I totally agree with Wulfy about conformity being a problem Elasti-girl has to overcome. The point about her being Mrs. Incredible instead of her family being the Elasti-family is something I've been thinking about for a while, ever since I got married and didn't change my name. I think if we have kids I'd want us all to have one family name, but neither of us really cares whose last name it is, but it is important to me to have a family name. So I could conceivably see them keeping with the "Incredibles" for the family since it encompasses all their powers, but they really should have kept Helen's civie last name to balance it out. Really.

Also, there's a very good reason Mr. Impossible is much more out of shape than his wife - he's muscular. And not magic super-powered muscular, since he actually has to train to regain it. When you have a lot of muscles, they don't just fade off and leave you when you stop using them, they become fat. He was so super muscular and then started a desk job. Elasti-girl kept working out, what with having to pack and unpack so many times. I think if Mr. Impossible had ever admitted he hated office work, she would have gladly swapped places with him, as much as she enjoys being a full-time mom (this from a deleted scene that is a little problematic, while interesting). Mr. Impossible's pride is a problem he overcomes in the movie, as well as his tendency to keep secrets from his wife.

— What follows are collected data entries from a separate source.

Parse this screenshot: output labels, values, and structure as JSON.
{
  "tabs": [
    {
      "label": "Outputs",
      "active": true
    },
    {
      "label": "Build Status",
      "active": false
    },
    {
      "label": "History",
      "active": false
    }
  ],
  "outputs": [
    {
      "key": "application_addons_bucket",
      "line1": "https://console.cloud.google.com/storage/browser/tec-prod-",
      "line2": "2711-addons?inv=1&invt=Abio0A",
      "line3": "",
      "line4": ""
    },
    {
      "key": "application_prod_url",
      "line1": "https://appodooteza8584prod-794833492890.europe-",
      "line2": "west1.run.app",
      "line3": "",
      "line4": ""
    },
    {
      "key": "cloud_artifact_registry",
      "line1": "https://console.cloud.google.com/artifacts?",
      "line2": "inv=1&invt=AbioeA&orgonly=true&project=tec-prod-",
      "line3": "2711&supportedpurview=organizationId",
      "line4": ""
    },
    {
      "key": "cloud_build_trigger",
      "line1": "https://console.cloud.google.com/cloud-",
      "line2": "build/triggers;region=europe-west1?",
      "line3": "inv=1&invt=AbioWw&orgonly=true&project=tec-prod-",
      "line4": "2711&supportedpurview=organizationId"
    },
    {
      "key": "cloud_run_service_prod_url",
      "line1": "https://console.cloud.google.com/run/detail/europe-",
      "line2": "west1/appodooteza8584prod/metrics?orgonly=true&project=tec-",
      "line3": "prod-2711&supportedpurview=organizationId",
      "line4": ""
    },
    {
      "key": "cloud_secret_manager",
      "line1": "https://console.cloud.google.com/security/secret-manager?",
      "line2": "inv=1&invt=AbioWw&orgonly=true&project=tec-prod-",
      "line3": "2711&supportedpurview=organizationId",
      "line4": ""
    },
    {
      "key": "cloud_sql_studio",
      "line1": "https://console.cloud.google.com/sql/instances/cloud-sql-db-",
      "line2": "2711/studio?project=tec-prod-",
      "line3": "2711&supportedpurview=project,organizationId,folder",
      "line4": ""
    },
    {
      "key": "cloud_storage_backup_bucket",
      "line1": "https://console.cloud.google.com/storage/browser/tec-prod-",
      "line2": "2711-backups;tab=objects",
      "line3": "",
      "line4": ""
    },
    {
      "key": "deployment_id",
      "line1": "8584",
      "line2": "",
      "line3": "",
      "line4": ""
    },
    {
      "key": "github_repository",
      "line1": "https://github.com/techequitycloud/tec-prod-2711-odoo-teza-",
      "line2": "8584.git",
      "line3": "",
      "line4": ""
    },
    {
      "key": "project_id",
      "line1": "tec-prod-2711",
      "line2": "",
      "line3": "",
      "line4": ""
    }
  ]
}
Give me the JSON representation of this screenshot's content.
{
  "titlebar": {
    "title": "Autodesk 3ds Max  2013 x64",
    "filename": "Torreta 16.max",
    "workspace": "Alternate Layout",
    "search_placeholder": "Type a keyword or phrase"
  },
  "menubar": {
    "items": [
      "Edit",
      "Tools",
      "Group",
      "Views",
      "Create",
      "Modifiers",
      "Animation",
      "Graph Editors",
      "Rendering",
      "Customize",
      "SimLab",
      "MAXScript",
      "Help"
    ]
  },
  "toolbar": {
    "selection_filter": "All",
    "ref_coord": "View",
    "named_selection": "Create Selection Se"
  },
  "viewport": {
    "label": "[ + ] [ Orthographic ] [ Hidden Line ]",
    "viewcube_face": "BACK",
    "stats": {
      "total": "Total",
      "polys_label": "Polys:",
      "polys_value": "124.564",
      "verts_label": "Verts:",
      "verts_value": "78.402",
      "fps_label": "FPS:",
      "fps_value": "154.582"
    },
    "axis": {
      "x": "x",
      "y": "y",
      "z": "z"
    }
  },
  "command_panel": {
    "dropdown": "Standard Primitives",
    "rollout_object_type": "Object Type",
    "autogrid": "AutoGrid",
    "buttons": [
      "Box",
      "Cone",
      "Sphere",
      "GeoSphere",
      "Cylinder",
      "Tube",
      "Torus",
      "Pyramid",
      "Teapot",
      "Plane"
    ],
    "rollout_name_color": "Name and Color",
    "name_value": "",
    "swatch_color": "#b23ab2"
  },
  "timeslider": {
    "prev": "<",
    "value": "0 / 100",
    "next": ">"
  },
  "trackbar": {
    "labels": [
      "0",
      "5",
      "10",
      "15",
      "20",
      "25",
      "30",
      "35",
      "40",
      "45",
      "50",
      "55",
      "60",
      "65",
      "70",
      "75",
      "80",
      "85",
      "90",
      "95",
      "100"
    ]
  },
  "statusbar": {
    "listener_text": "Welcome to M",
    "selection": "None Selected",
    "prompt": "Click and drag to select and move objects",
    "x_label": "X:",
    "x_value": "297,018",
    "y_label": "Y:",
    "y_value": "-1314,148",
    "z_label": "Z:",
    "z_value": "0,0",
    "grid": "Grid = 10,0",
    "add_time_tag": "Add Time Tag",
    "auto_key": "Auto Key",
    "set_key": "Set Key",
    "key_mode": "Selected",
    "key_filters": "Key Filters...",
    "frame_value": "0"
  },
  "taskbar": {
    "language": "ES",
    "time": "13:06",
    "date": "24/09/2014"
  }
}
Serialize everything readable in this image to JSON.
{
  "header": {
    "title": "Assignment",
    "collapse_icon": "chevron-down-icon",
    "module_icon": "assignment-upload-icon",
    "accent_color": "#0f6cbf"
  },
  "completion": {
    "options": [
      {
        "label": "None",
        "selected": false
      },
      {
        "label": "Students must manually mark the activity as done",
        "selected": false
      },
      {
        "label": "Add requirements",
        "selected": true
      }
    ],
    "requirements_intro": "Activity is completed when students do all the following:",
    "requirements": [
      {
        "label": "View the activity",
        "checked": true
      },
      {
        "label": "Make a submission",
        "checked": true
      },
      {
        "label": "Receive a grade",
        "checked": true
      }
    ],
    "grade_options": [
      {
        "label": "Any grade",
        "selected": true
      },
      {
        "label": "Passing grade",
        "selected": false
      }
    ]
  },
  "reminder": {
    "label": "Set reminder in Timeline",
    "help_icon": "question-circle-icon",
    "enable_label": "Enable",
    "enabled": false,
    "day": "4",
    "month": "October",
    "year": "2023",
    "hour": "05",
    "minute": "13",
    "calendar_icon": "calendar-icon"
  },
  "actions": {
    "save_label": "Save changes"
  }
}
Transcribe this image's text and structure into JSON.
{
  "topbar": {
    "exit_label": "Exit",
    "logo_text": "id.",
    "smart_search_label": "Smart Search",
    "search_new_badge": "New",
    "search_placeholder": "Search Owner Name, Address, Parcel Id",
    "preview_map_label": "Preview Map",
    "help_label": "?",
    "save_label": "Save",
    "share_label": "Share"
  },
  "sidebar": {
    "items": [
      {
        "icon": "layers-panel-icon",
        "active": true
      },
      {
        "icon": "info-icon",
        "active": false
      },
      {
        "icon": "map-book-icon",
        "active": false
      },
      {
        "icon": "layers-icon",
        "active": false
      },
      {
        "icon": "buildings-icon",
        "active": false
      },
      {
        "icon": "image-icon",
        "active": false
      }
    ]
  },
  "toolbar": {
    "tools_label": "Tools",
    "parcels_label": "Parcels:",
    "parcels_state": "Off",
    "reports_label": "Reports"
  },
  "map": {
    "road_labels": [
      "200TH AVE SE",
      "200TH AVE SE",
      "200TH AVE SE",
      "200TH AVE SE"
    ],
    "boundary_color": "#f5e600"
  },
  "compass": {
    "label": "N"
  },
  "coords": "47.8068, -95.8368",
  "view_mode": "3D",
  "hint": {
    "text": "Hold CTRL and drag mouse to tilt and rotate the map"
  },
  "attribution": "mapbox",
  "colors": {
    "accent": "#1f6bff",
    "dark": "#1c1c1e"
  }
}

I adore this movie, even while I do see a lot of its flaws. It's kind of fun to figure out how it could have improved them while remaining true to its themes and ideas playing off the classic Fantastic Four and typical suburban family stereotypes. The commentary is very good, and you can see how Brad Bird worked hard to puzzle out some of these issues and how sometimes the story and simplicity won out over more inclusiveness and more feminist details. With budget and timelines, it's easy to see how Frozone's wife is just a voice, for example. I'd like to see more movies from him.